Sidang Ke-4 Gugatan Terhadap FSPMI, Mubarok: Jangan Ada yang Halangi Buruh Masuk Ruang Sidang

Sidang Ke-4 Gugatan Terhadap FSPMI, Mubarok: Jangan Ada yang Halangi Buruh Masuk Ruang Sidang
Foto by Tendy

Jakarta, KPonline-Suasana persidangan perkara perdata yang melibatkan Federasi Serikat Pekerja Metal Indonesia (FSPMI) di Pengadilan Negeri Jakarta Timur kembali memanas pada sidang keempat yang digelar pada Selasa (14/4/2026).

Dalam agenda tersebut, salah satu perwakilan buruh FSPMI, Rifqi Mubarok, Div. Bidang Aksi FSPMI menyampaikan pernyataan tegas terkait hak terbuka dalam jalannya persidangan.

Ia menegaskan bahwa tidak boleh ada lagi pihak yang menghalangi massa buruh dari FSPMI untuk mengikuti proses hukum secara langsung.

“Hari ini sidang terbuka. Jadi tidak boleh lagi ada yang menghalangi kawan-kawan FSPMI untuk masuk ke dalam ruang pengadilan untuk mengikuti jalannya sidang,” tegas Mubarok dalam orasinya.

Pernyataan tersebut muncul sebagai respons atas insiden sebelum berjalannya persidangan, dimana sempat terjadi upaya pembatasan akses bagi massa buruh FSPMI yang ingin menyaksikan jalannya persidangan.

Menurutnya, jika kejadian serupa kembali terulang, maka pihak serikat FSPMI tidak akan tinggal diam.“Kalau itu terjadi kembali, kami pastikan Federasi Serikat Pekerja Metal Indonesia tidak akan tinggal diam,” ujarnya.

Lebih lanjut, Mubarok juga menyinggung adanya dugaan dinamika yang dapat melemahkan gerakan buruh dalam persidangan kali ini.

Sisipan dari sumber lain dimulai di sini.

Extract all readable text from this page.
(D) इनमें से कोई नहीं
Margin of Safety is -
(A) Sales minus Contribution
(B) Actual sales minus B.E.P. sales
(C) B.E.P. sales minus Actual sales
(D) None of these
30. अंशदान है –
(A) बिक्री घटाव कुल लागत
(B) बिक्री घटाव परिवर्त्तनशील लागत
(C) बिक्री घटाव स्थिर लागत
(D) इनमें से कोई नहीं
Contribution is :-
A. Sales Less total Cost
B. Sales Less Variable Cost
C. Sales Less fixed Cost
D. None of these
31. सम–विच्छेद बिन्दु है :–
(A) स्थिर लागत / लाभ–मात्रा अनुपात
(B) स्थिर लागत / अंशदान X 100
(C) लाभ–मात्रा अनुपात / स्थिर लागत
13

“Ada persidangan, mengapa kita dihalangi? Apakah mungkin ada sekelompok orang yang mencoba masuk dan melemahkan perjuangan serikat buruh FSPMI?” katanya.

Meski demikian, ia tetap mengajak seluruh elemen buruh FSPMI untuk menjaga solidaritas dan tidak terprovokasi oleh situasi yang berpotensi memecah persatuan.

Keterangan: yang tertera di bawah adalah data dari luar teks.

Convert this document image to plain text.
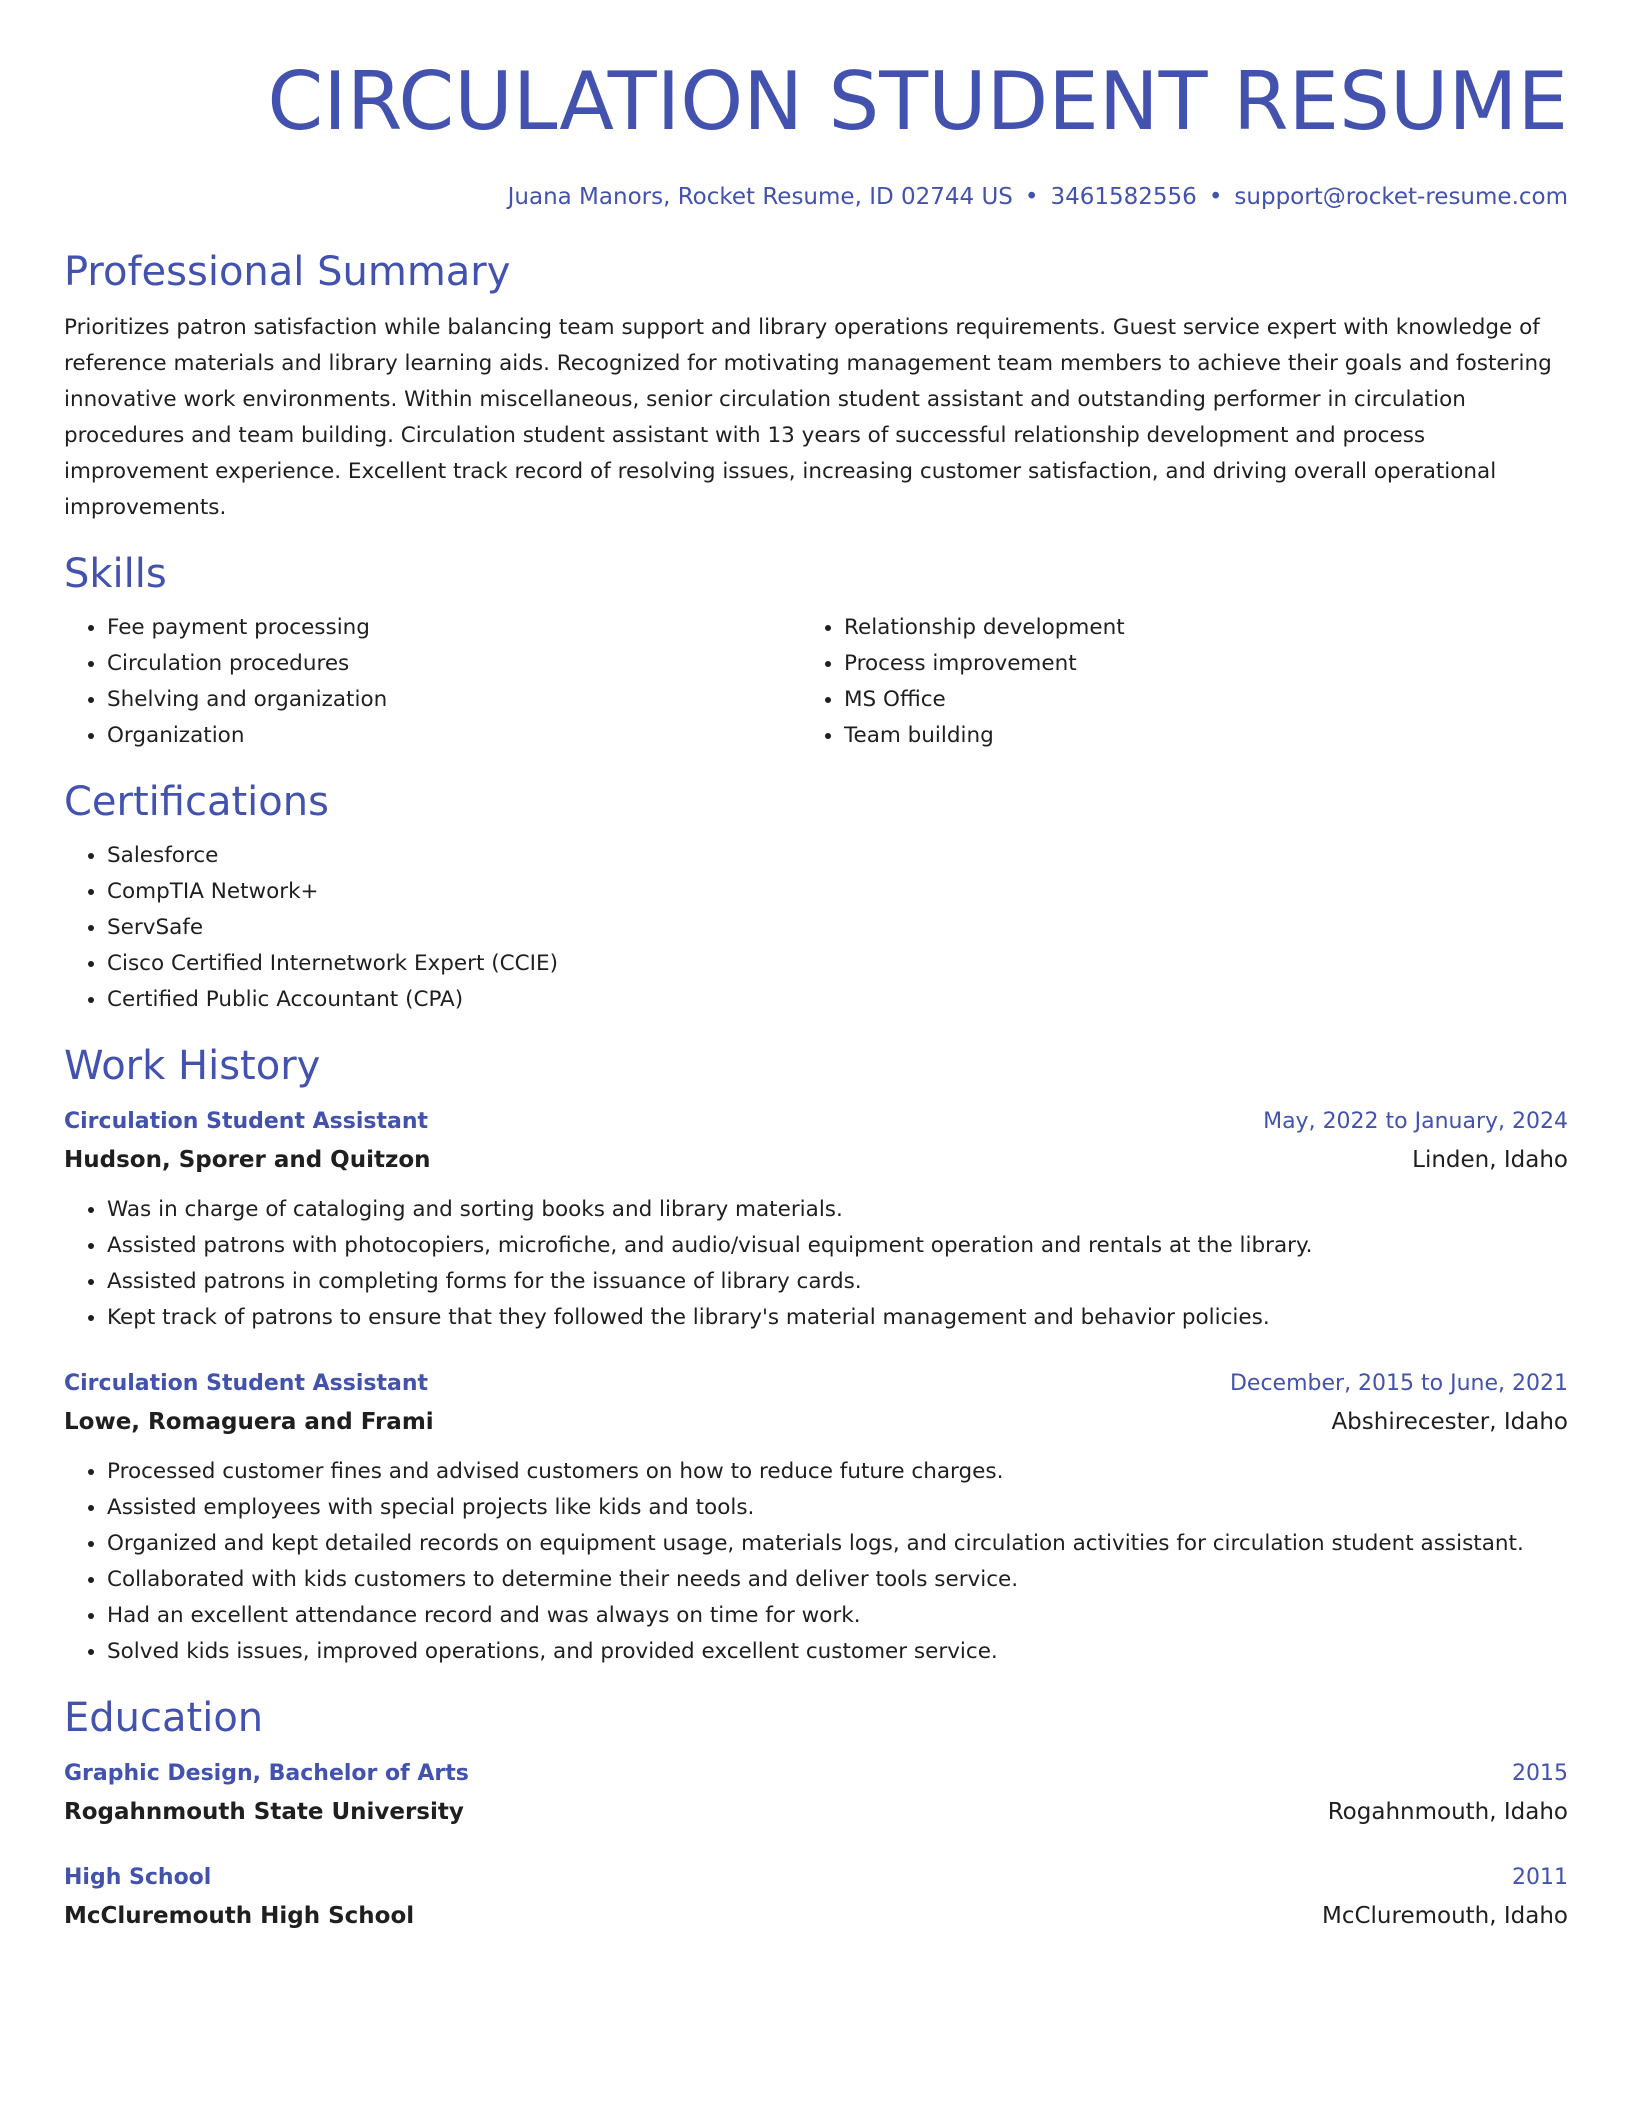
CIRCULATION STUDENT RESUME
Juana Manors, Rocket Resume, ID 02744 US • 3461582556 • support@rocket-resume.com
Professional Summary

Prioritizes patron satisfaction while balancing team support and library operations requirements. Guest service expert with knowledge of reference materials and library learning aids. Recognized for motivating management team members to achieve their goals and fostering innovative work environments. Within miscellaneous, senior circulation student assistant and outstanding performer in circulation procedures and team building. Circulation student assistant with 13 years of successful relationship development and process improvement experience. Excellent track record of resolving issues, increasing customer satisfaction, and driving overall operational improvements.

Skills
• Fee payment processing
• Circulation procedures
• Shelving and organization
• Organization
• Relationship development
• Process improvement
• MS Office
• Team building
Certifications
• Salesforce
• CompTIA Network+
• ServSafe
• Cisco Certified Internetwork Expert (CCIE)
• Certified Public Accountant (CPA)
Work History
Circulation Student Assistant	May, 2022 to January, 2024
Hudson, Sporer and Quitzon	Linden, Idaho
• Was in charge of cataloging and sorting books and library materials.
• Assisted patrons with photocopiers, microfiche, and audio/visual equipment operation and rentals at the library.
• Assisted patrons in completing forms for the issuance of library cards.
• Kept track of patrons to ensure that they followed the library's material management and behavior policies.
Circulation Student Assistant	December, 2015 to June, 2021
Lowe, Romaguera and Frami	Abshirecester, Idaho
• Processed customer fines and advised customers on how to reduce future charges.
• Assisted employees with special projects like kids and tools.
• Organized and kept detailed records on equipment usage, materials logs, and circulation activities for circulation student assistant.
• Collaborated with kids customers to determine their needs and deliver tools service.
• Had an excellent attendance record and was always on time for work.
• Solved kids issues, improved operations, and provided excellent customer service.
Education
Graphic Design, Bachelor of Arts	2015
Rogahnmouth State University	Rogahnmouth, Idaho
High School	2011
McCluremouth High School	McCluremouth, Idaho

Mubarok juga menyampaikan apresiasi kepada buruh FSPMI yang terus konsisten mengawal perjuangan buruh FSPMI, dalam persidangan ini.

Ucapan terima kasih pun disampaikan Rifqi Mubarok kepada rekan-rekan dari FSPMI, unsur fungsionaris FSPMI, hingga tim advokasi yang selama ini aktif membela organisasi.

Ia secara khusus memberikan apresiasi atas peran tim advokasi yang ditunjuk oleh Dewan Pimpinan Pusat dalam menghadapi gugatan yang tengah berlangsung.